Dépendant de fournisseurs étrangers, le Ghana explore son potentiel sur le marché stratégique du SAF, avec pour objectif de renforcer son autonomie énergétique dans le secteur aéronautique.

L’Autorité ghanéenne de l’aviation civile a annoncé le mardi 24 février 2026, la réception officielle du rapport de l’étude de faisabilité pour la production locale de carburant d’aviation durable (SAF), élaboré avec l’appui de l’Organisation de l’aviation civile internationale (OACI). Financée par le Royaume-Uni, l’étude évalue les capacités techniques, industrielles et agricoles du pays pour développer une filière nationale.

Produit à partir de matières premières non pétrolières, le SAF constitue l’un des principaux leviers identifiés par l’OACI pour atteindre la neutralité carbone dans le transport aérien à l’horizon 2050. Selon le rapport, le Ghana dispose d’atouts significatifs pour amorcer une production locale. Le pays ouest-africain peut s’appuyer sur des résidus agricoles abondants, notamment de cacao, de riz et d’huile de palme, ainsi que sur des infrastructures de raffinage déjà existantes.
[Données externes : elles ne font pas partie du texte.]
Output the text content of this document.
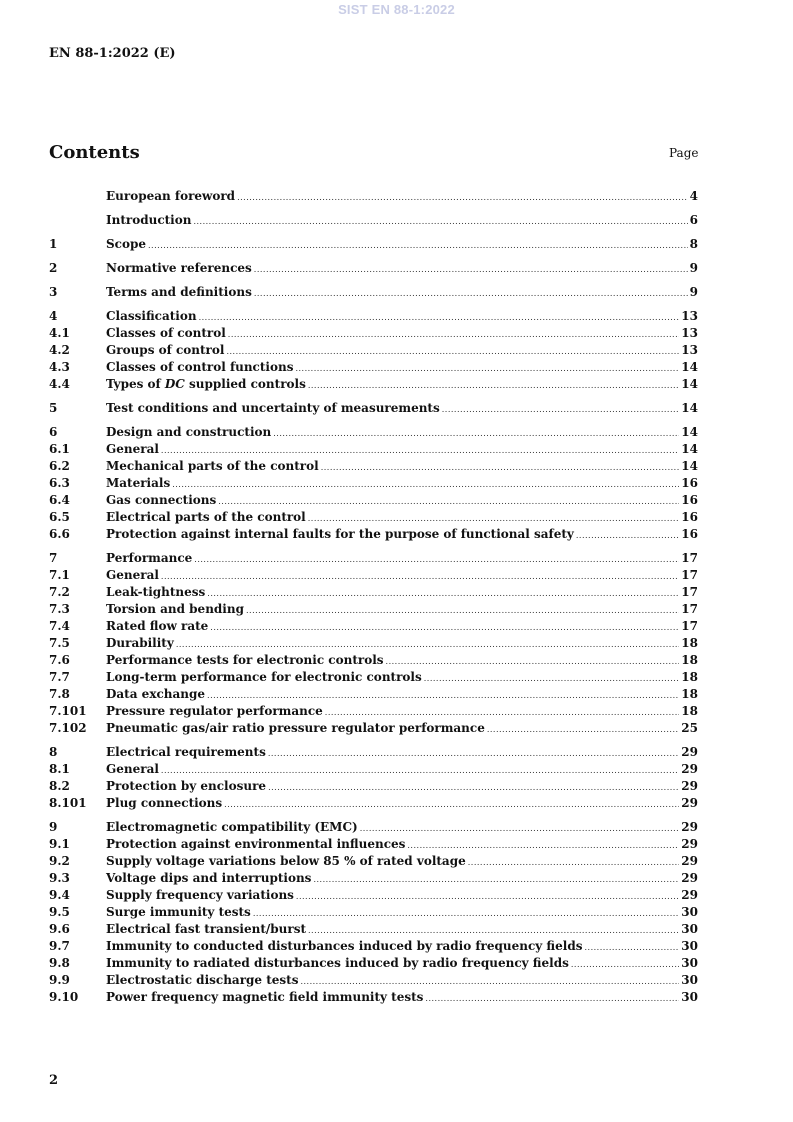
SIST EN 88-1:2022
EN 88-1:2022 (E)
Contents	Page
European foreword .....	4
Introduction .....	6
1	Scope .....	8
2	Normative references .....	9
3	Terms and definitions .....	9
4	Classification .....	13
4.1	Classes of control .....	13
4.2	Groups of control .....	13
4.3	Classes of control functions .....	14
4.4	Types of DC supplied controls .....	14
5	Test conditions and uncertainty of measurements .....	14
6	Design and construction .....	14
6.1	General .....	14
6.2	Mechanical parts of the control .....	14
6.3	Materials .....	16
6.4	Gas connections .....	16
6.5	Electrical parts of the control .....	16
6.6	Protection against internal faults for the purpose of functional safety .....	16
7	Performance .....	17
7.1	General .....	17
7.2	Leak-tightness .....	17
7.3	Torsion and bending .....	17
7.4	Rated flow rate .....	17
7.5	Durability .....	18
7.6	Performance tests for electronic controls .....	18
7.7	Long-term performance for electronic controls .....	18
7.8	Data exchange .....	18
7.101	Pressure regulator performance .....	18
7.102	Pneumatic gas/air ratio pressure regulator performance .....	25
8	Electrical requirements .....	29
8.1	General .....	29
8.2	Protection by enclosure .....	29
8.101	Plug connections .....	29
9	Electromagnetic compatibility (EMC) .....	29
9.1	Protection against environmental influences .....	29
9.2	Supply voltage variations below 85 % of rated voltage .....	29
9.3	Voltage dips and interruptions .....	29
9.4	Supply frequency variations .....	29
9.5	Surge immunity tests .....	30
9.6	Electrical fast transient/burst .....	30
9.7	Immunity to conducted disturbances induced by radio frequency fields .....	30
9.8	Immunity to radiated disturbances induced by radio frequency fields .....	30
9.9	Electrostatic discharge tests .....	30
9.10	Power frequency magnetic field immunity tests .....	30
2
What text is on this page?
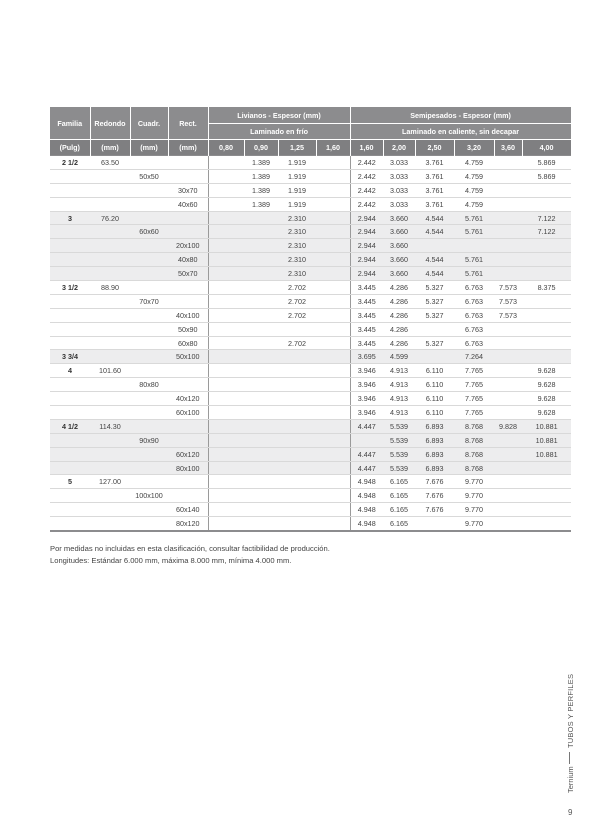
Familia	Redondo	Cuadr.	Rect.	Livianos - Espesor (mm)				Semipesados - Espesor (mm)					
				Laminado en frío				Laminado en caliente, sin decapar					
(Pulg)	(mm)	(mm)	(mm)	0,80	0,90	1,25	1,60	1,60	2,00	2,50	3,20	3,60	4,00
2 1/2	63.50				1.389	1.919		2.442	3.033	3.761	4.759		5.869
		50x50			1.389	1.919		2.442	3.033	3.761	4.759		5.869
			30x70		1.389	1.919		2.442	3.033	3.761	4.759		
			40x60		1.389	1.919		2.442	3.033	3.761	4.759		
3	76.20					2.310		2.944	3.660	4.544	5.761		7.122
		60x60				2.310		2.944	3.660	4.544	5.761		7.122
			20x100			2.310		2.944	3.660				
			40x80			2.310		2.944	3.660	4.544	5.761		
			50x70			2.310		2.944	3.660	4.544	5.761		
3 1/2	88.90					2.702		3.445	4.286	5.327	6.763	7.573	8.375
		70x70				2.702		3.445	4.286	5.327	6.763	7.573	
			40x100			2.702		3.445	4.286	5.327	6.763	7.573	
			50x90					3.445	4.286		6.763		
			60x80			2.702		3.445	4.286	5.327	6.763		
3 3/4			50x100					3.695	4.599		7.264		
4	101.60							3.946	4.913	6.110	7.765		9.628
		80x80						3.946	4.913	6.110	7.765		9.628
			40x120					3.946	4.913	6.110	7.765		9.628
			60x100					3.946	4.913	6.110	7.765		9.628
4 1/2	114.30							4.447	5.539	6.893	8.768	9.828	10.881
		90x90							5.539	6.893	8.768		10.881
			60x120					4.447	5.539	6.893	8.768		10.881
			80x100					4.447	5.539	6.893	8.768		
5	127.00							4.948	6.165	7.676	9.770		
		100x100						4.948	6.165	7.676	9.770		
			60x140					4.948	6.165	7.676	9.770		
			80x120					4.948	6.165		9.770		
Por medidas no incluidas en esta clasificación, consultar factibilidad de producción.
Longitudes: Estándar 6.000 mm, máxima 8.000 mm, mínima 4.000 mm.
TUBOS Y PERFILES
Ternium
9
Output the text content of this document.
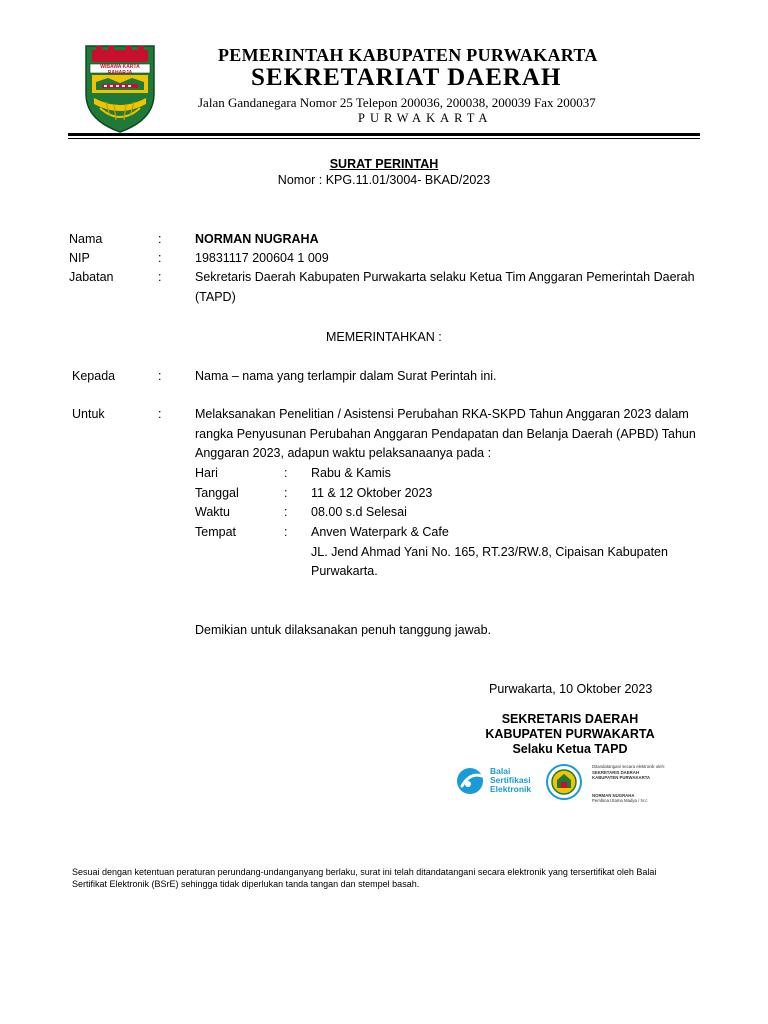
WIBAWA KARTA RAHARJA
PEMERINTAH KABUPATEN PURWAKARTA
SEKRETARIAT DAERAH
Jalan Gandanegara Nomor 25 Telepon 200036, 200038, 200039 Fax 200037
PURWAKARTA
SURAT PERINTAH
Nomor : KPG.11.01/3004- BKAD/2023
Nama	:	NORMAN NUGRAHA
NIP	:	19831117 200604 1 009
Jabatan	:	Sekretaris Daerah Kabupaten Purwakarta selaku Ketua Tim Anggaran Pemerintah Daerah
(TAPD)
MEMERINTAHKAN :
Kepada	:	Nama – nama yang terlampir dalam Surat Perintah ini.
Untuk	:	Melaksanakan Penelitian / Asistensi Perubahan RKA-SKPD Tahun Anggaran 2023 dalam
rangka Penyusunan Perubahan Anggaran Pendapatan dan Belanja Daerah (APBD) Tahun
Anggaran 2023, adapun waktu pelaksanaanya pada :
Hari	: Rabu & Kamis
Tanggal	: 11 & 12 Oktober 2023
Waktu	: 08.00 s.d Selesai
Tempat	: Anven Waterpark & Cafe
JL. Jend Ahmad Yani No. 165, RT.23/RW.8, Cipaisan Kabupaten
Purwakarta.
Demikian untuk dilaksanakan penuh tanggung jawab.
Purwakarta, 10 Oktober 2023
SEKRETARIS DAERAH
KABUPATEN PURWAKARTA
Selaku Ketua TAPD
Balai
Sertifikasi
Elektronik
Ditandatangani secara elektronik oleh:
SEKRETARIS DAERAH
KABUPATEN PURWAKARTA
NORMAN NUGRAHA
Pembina Utama Madya / IV.c
Sesuai dengan ketentuan peraturan perundang-undanganyang berlaku, surat ini telah ditandatangani secara elektronik yang tersertifikat oleh Balai
Sertifikat Elektronik (BSrE) sehingga tidak diperlukan tanda tangan dan stempel basah.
L’initiative ghanéenne s’inscrit dans un mouvement plus large en Afrique. Le Nigeria explore lui aussi le potentiel du SAF, tout comme le Kenya, l’Égypte, le Maroc, l’Afrique du Sud et le Zimbabwe. L’objectif partagé est de réduire la dépendance du continent vis-à-vis des fournisseurs étrangers, et de renforcer la compétitivité des compagnies aériennes locales. L’approvisionnement en SAF demeure en effet un défi majeur pour les transporteurs africains, les principaux producteurs étant situés hors du continent. Les coûts logistiques et d’importation alourdissent la facture énergétique des compagnies.

Bien que des ressources sont disponibles, la concrétisation des diverses initiatives dépendra entre autres de la mobilisation des financements, du cadre réglementaire, et de la capacité à attirer des partenaires industriels capables de transformer ce potentiel en capacité productive. D’après la Banque mondiale, si l’Afrique dispose d’un potentiel important en biomasse, la disponibilité effective des intrants exige une meilleure organisation des chaînes d’approvisionnement, ainsi que des investissements structurants pour garantir une production régulière et compétitive.